When it was over, the UCLA crowd’s halftime booing replaced by quiet resignation over another humiliating defeat, Steve Alford and Dan Guerrero walked toward a doorway leading to the locker room inside one corner of Pauley Pavilion.
The Bruins coach and his boss were separated by only a few feet but did not acknowledge each other’s presence, Guerrero stopping to chat briefly with an athletic department official as Alford continued through the doorway. Guerrero soon followed.
Alford might want to hope he doesn’t hear from Guerrero in the coming days because it could signal the end of his five-plus seasons in Westwood.
A season slipping away took another turn for the worse Saturday afternoon, the Bruins’ 73-58 loss to Liberty representing a fourth consecutive defeat and putting Alford in the crosshairs of more than angry fans.

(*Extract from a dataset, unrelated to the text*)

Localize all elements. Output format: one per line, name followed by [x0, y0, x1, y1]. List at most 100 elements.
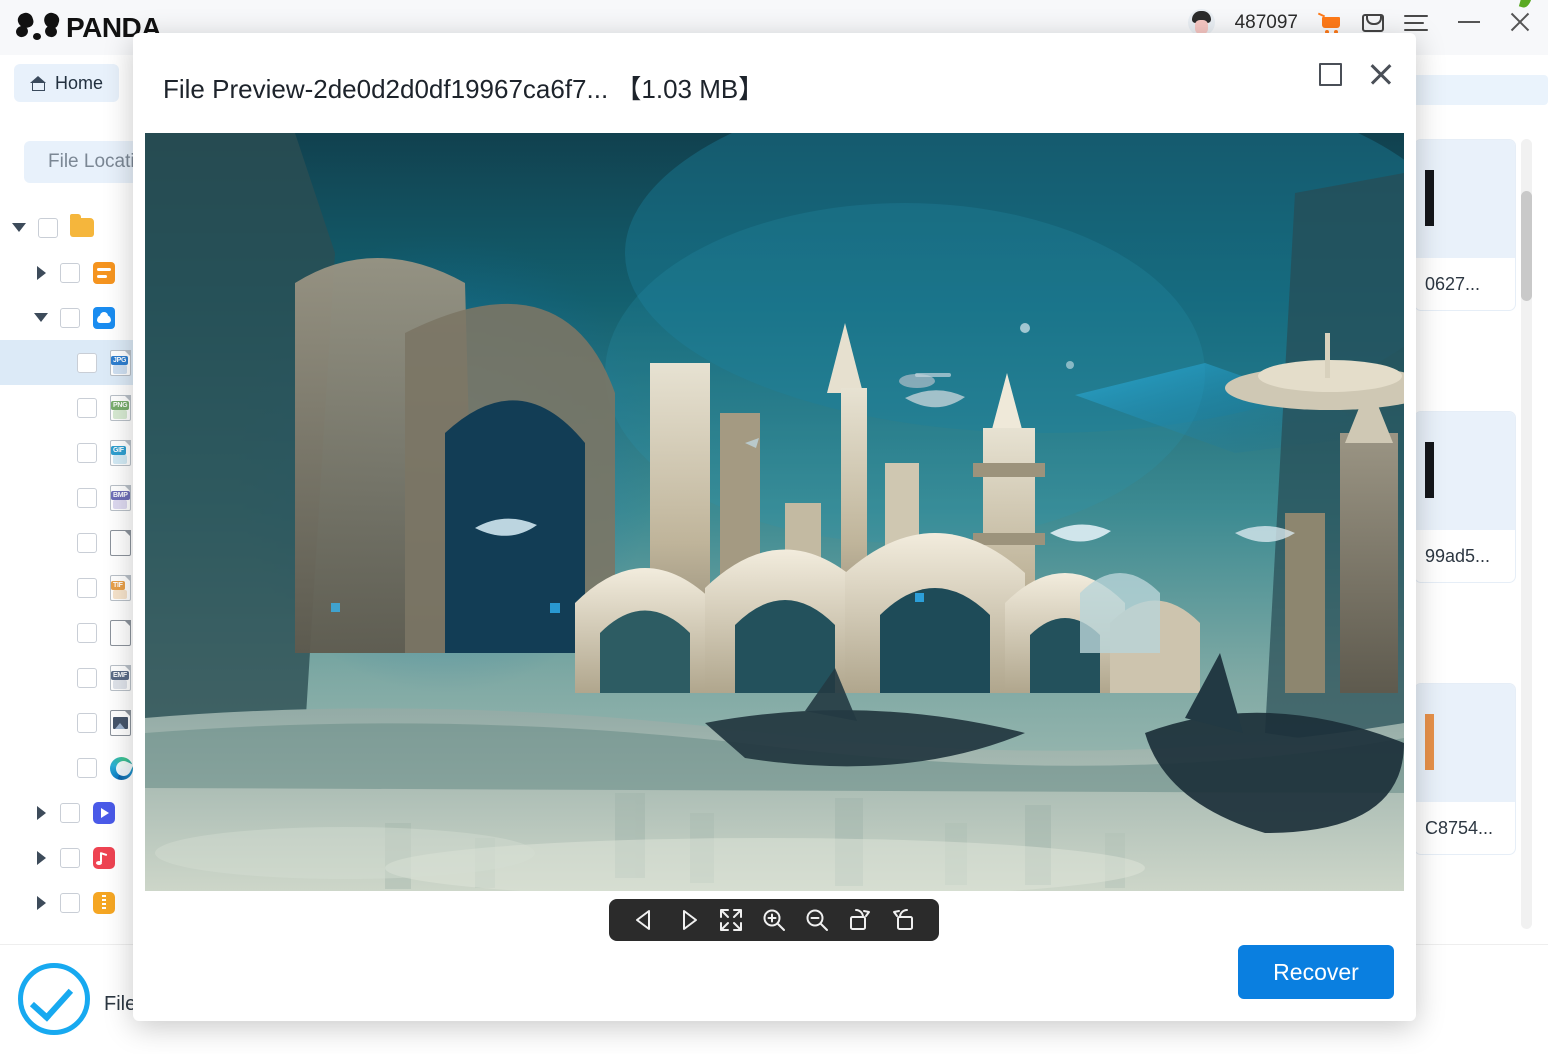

“Liberty y’all,” former UCLA forward Kris Johnson tweeted, alluding to the Flames supposedly being worlds apart from the Bruins in terms of college basketball prestige. “Liberty.”
On Instagram, below a post from the UCLA basketball account showing the final score, former Bruins forward Matt Barnes wrote simply, “Wow.”
In-season firings are rare at UCLA, though it seems as if discontent with Alford has reached a critical mass given the lackluster attendance at Pauley Pavilion and the growing number of notable alumni willing to criticize him publicly.
Guerrero declined to comment through a school official, but Alford had plenty to say after his team compounded the recent embarrassment of losing at home to Belmont, another small program that’s not supposed to challenge the Bruins (7-6).
The Liberty setback represented Alford’s most lopsided home loss since he arrived at UCLA.
“This might be one of the most disappointing games I’ve had,” Alford said. “Trying to reflect back throughout 28 years [of coaching], and the word disappointment of just our team and how we performed. I don’t know the last time I was this disappointed in a team.
“Because it did not look like us at any level as far as how we’ve prepped, how we’ve practiced, how we’ve watched film, things that we’ve done. The execution was extremely poor at both ends. Just very disappointed in how we played.”
Alford wasn’t the only one. Fans from the announced crowd of 7,456 booed the Bruins as they walked off the court at halftime after an early five-point lead turned into a 34-26 deficit amid a flurry of turnovers.
The sloppiness continued throughout the second half, UCLA finishing with 24 turnovers that resulted in 32 points for Liberty (11-4). There were passes into the post that were intercepted, behind-the-back dribbles that were lost and balls that were stripped on drives to the basket. It was just one area in which the Bruins struggled.
“Poor ballhandling, poor passing, poor catching, poor shooting, poor foul shooting,” said Alford, whose team made only six of 22 three-pointers (27.3%) and 12 of 22 free throws (54.5%).
UCLA cut its deficit to six points with 5½ minutes left and appeared to have forced a turnover at midcourt before Bruins forward Kris Wilkes collided with teammate David Singleton and threw the ball back to a Liberty player. The Flames’ Caleb Homesley eventually made a corner three-pointer to spark a 7-0 run that put the game out of reach.
“I guess we just went downhill and lost focus, lost control, lost concentration,” UCLA forward Chris Smith said, “and whenever we tried to get back into it, we only hurt ourselves.”
Wilkes finished with a team-high 14 points but made only five of 16 shots. Center Moses Brown, who collected 11 points and nine rebounds, was the only other Bruin to finish in double figures scoring. Point guard Jaylen Hands finished with a season-low two assists to go with eight points and five turnovers.
Perhaps more worrisome than a flurry of lost games is the notion that UCLA’s young roster appears to be regressing. Alford has repeatedly touched on topics that he intended to address in practice, but little improvement is evident.
“I guess we’ll have to watch on tape and see exactly where those issues are of how we dribble, how we pass, how we catch,” Alford said. “I mean, it’s seventh-grade stuff, but maybe we’ve got to go back to some drills I used to do as a player in middle school.”
Alford said he could almost promise changes in the lineup and how minutes were divvied up among his players with the Bruins less than a week from the start of Pac-12 Conference play.
That is, of course, assuming the changes are still his to make.